Precor also introduced its Spinner Climb indoor cycling bike, which allows club owners to enhance their non-power classes with what a Precor release called “a low maintenance, premium bike.” Club owners have the option to add the Spinner Studio Console, which is compatible with most leaderboard solutions on the market.

SportsArt was another stop on the cardio tour. I saw the company’s new VERDE G690 energy-producing treadmill and the latest addition to the company’s ECO-POWR line. This line of equipment turns the human energy that is created while using the equipment and turns it into utility-grad electricity, often up to 200 watts per hour per machine.
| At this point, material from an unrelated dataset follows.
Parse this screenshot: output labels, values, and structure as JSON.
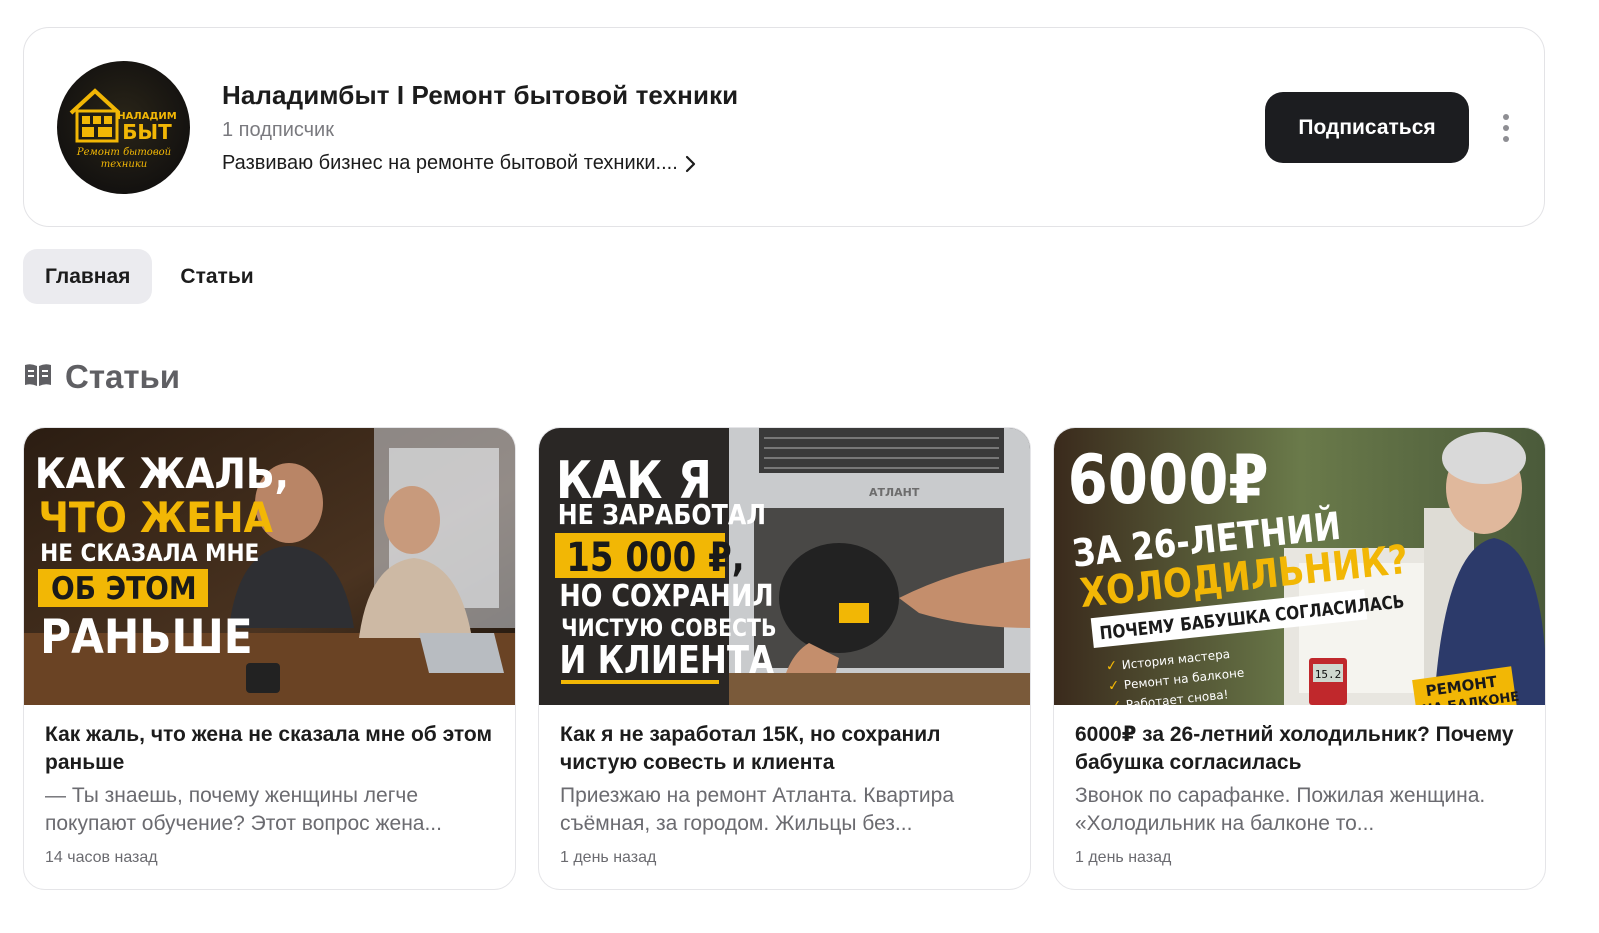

Appropriately, my last visit on the trade show floor was the company Zeamo. A company that begins with the letter “z” has destined itself to be last in any alphabetical listing—although I didn’t find Zeamo to be last in its place as a day-pass app. Zeamo CEO and founder Paul O'Reilly-Hyland as well as Zeamo Managing Partner Patrick Williams had just finished trying out the goFlo Trainer in the booth behind them when I stopped in, but they weren’t too out of breath to spend 30 minute sharing with me how their app works. In case you aren’t familiar with Zeamo, it’s a digital fitness platform that features 25,000 gyms worldwide and allows users to purchase day passes at those gyms. Now, Zeamo also offers the ability to purchase one-week and one-month gym passes. Users can pick health clubs based on their preferences for activities and amenities as well as location. It’s a way for gyms to add some additional revenue from travelers or from those non-committal people we all know are out there.

Next year, IHRSA returns to San Diego from March 13-16, 2019.